The overhead for a loop is two clock cycles for the actual branch if it's a small loop as in less than a couple hundred hex bytes. Add to that the cost of the test condition which can vary up to four more clock cycles. If you want a really fast loop, set your counter and then count down. Example - counter = n; while(counter--); will loop until counter hits zero. This compiles to a simple decrement and a branch not zero. As the zero flag is affected by the decrement, the test is automatic. If you count up, each iteration requires the test value to be loaded then subtract the current value of count and then check the zero flag to see if they're equal.

Example - counter = n; while(counter--); will loop until counter hits zero. This compiles to a simple decrement and a branch not zero. As the zero flag is affected by the decrement, the test is automatic.

If your saying zero flag refers to the physical Z-flag of the SREG Register of the ATmega328P, then this Z-flag is not affected by the counter--; (decrement counter) instruction. The following are the demonstrative codes in favor of this statement:

void setup() 
{
  Serial.begin(9600);
  pinMode(13, OUTPUT);
  digitalWrite(13, LOW);
  byte counter = 0x05;
  bitClear(SREG, 1);  //Z-flag is cleared

  LX: counter--;
  if(counter != 0x00)
    goto LX;

  Serial.print(bitRead(SREG, 1), BIN); //prints 0.
  delay(10000);
  digitalWrite(13, HIGH);

}

void loop() 
{
  
}

Sorry GM, this is straight from the 328P datasheet. Clearly states that DEC triggers Z, N and V.

Capture.JPG

Sorry GM, this is straight from the 328P datasheet.
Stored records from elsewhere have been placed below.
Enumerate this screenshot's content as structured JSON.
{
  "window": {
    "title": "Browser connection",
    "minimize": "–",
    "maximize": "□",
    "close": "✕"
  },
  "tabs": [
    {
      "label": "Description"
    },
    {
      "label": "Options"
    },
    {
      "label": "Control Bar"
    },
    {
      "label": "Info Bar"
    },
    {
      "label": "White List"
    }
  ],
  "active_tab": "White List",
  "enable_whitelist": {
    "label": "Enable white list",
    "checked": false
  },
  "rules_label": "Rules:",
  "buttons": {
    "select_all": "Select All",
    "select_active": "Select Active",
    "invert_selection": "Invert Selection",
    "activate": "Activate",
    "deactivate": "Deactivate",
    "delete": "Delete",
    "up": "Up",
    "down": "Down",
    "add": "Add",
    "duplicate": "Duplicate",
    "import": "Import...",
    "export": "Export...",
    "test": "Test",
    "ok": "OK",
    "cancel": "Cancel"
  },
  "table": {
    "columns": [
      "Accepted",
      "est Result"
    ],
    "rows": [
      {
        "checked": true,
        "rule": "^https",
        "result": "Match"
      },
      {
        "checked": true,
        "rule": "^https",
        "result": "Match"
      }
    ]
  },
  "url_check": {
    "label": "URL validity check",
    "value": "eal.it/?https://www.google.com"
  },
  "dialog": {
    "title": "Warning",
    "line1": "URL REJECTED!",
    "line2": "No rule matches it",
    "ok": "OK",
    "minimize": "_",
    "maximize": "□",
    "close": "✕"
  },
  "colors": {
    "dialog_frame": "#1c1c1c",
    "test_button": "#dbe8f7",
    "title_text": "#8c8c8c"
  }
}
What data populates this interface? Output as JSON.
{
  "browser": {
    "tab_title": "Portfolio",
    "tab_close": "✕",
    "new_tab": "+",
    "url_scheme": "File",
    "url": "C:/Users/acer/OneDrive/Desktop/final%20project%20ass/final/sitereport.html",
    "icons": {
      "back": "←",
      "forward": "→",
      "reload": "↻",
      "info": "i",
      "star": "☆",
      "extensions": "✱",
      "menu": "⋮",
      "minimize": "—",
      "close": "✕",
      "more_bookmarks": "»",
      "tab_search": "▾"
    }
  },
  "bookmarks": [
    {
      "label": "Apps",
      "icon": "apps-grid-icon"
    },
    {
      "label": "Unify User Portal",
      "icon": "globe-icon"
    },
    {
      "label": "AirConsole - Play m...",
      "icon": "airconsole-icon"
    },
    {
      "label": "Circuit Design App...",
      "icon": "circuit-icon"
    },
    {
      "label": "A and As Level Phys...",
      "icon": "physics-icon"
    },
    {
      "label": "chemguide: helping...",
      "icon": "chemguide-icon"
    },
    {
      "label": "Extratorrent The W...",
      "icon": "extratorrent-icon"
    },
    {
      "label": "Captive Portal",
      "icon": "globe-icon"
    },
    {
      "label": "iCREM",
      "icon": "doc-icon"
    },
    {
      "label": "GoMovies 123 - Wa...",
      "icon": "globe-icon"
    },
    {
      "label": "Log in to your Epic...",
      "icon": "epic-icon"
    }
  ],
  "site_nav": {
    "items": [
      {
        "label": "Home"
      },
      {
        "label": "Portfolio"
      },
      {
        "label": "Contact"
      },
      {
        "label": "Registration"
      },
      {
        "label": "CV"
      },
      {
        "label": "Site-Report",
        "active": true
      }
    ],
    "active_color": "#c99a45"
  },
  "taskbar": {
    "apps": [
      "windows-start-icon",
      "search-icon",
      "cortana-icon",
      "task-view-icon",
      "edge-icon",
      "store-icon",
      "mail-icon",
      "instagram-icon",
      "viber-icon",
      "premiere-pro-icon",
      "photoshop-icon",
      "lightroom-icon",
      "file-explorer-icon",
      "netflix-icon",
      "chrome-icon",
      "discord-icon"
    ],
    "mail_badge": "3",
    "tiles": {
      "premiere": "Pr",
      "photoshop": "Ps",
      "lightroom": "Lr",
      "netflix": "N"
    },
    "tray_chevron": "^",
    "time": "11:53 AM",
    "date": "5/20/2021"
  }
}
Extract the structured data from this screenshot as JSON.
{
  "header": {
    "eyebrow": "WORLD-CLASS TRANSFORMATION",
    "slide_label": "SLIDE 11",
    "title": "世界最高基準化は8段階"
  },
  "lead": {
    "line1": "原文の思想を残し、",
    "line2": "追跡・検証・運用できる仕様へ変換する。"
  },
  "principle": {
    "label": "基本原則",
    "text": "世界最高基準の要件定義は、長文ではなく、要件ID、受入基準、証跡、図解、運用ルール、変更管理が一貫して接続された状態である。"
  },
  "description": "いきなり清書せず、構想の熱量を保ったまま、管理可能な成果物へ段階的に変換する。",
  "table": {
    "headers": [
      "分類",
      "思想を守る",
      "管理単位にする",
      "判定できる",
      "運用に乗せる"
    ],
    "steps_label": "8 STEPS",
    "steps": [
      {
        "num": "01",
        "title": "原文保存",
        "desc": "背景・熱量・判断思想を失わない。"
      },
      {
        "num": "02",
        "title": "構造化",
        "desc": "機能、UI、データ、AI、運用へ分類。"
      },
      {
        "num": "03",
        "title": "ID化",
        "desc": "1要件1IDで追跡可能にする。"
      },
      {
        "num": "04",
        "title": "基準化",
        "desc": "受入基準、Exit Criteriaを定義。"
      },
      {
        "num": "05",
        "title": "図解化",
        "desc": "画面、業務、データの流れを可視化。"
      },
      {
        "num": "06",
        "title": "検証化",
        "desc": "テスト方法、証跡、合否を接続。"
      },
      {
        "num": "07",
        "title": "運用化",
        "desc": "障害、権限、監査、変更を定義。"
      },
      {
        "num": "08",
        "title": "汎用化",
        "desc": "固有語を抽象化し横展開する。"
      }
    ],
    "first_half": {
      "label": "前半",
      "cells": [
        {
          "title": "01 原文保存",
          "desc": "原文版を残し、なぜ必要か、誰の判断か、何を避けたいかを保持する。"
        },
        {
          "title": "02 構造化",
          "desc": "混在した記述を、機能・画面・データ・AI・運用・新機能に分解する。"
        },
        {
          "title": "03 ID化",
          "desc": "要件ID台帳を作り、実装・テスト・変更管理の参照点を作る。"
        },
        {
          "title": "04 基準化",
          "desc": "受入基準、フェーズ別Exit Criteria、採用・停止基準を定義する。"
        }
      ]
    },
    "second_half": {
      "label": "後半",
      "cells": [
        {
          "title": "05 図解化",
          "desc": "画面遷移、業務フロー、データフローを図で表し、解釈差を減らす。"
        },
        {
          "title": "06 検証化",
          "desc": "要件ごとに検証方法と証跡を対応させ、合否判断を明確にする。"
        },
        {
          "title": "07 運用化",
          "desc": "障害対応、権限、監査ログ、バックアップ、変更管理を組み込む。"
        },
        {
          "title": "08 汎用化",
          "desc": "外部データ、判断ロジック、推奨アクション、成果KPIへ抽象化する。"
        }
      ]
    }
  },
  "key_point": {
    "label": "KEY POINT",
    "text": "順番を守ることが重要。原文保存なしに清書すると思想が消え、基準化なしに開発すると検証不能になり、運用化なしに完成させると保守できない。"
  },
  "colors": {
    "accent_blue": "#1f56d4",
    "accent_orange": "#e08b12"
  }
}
Clearly states that DEC triggers Z, N and V.

DEC is the assembly instruction, and it affects the Z-flag.
counter-- is the high level (C/C++) code which has no reach at the bits of the SREG Register.

In the following codes, the decision is taken not looking at the Z-flag of the SREG Register; but, looking at the content of counter!

LX: counter--;
if(counter != 0x00)
 goto LX;

I did say that it compiles to a decrement and a branch.

The processor knows nothing about high-level languages. It only understands what that gets compiled to and in the case of the 328P there are 131 instructions to choose from. What do you think it compiles to?

And BTW, try printing SREG from time to time and see what you get. You may be surprised. Make a copy of it first of course as any op may change the flags.

byte counter = 0x05;
LX: counter--;
if(counter != 0x00)
 goto LX;

After compilation, the above codes take the following intermediate assembly form (conceptual); where, the content of r17 register (the counter) is looked upon for taking decision for executing the loop again.

ldi   r17, 0x05
ldi  r16, 0x01
LX: sub r17, r16     //Z-flag is affected
cpi  r17, 0x00         //decision is being taken place looking at the content of r17 (the counter)
brne  Lx                  //branch to LX if content of r17 in not equal to zero

The high level codes are not compiled to the following intermediate assembly codes which are looking at the Z-flag for taking decision:

ldi   r17, 0x05
ldi  r16, 0x01
LX: sub r17, r16     //Z-flag is affected
brbc  1, LX             //brach to LX if bit-1 (Z-flag) of SREG is cleared (not 1)

‘Conceptual’ intermediate assembly? I’m not quite sure what that means.

How about real empirical data?

volatile a

count = 0;
while(count++ <= 1000000) a++;
takes 33 clock cycles per iteration.

count = 1000000;
while(count–) a++;
takes 27 clock cycles per iteration.

It’s just shy of 1AM where I am. Goodnight.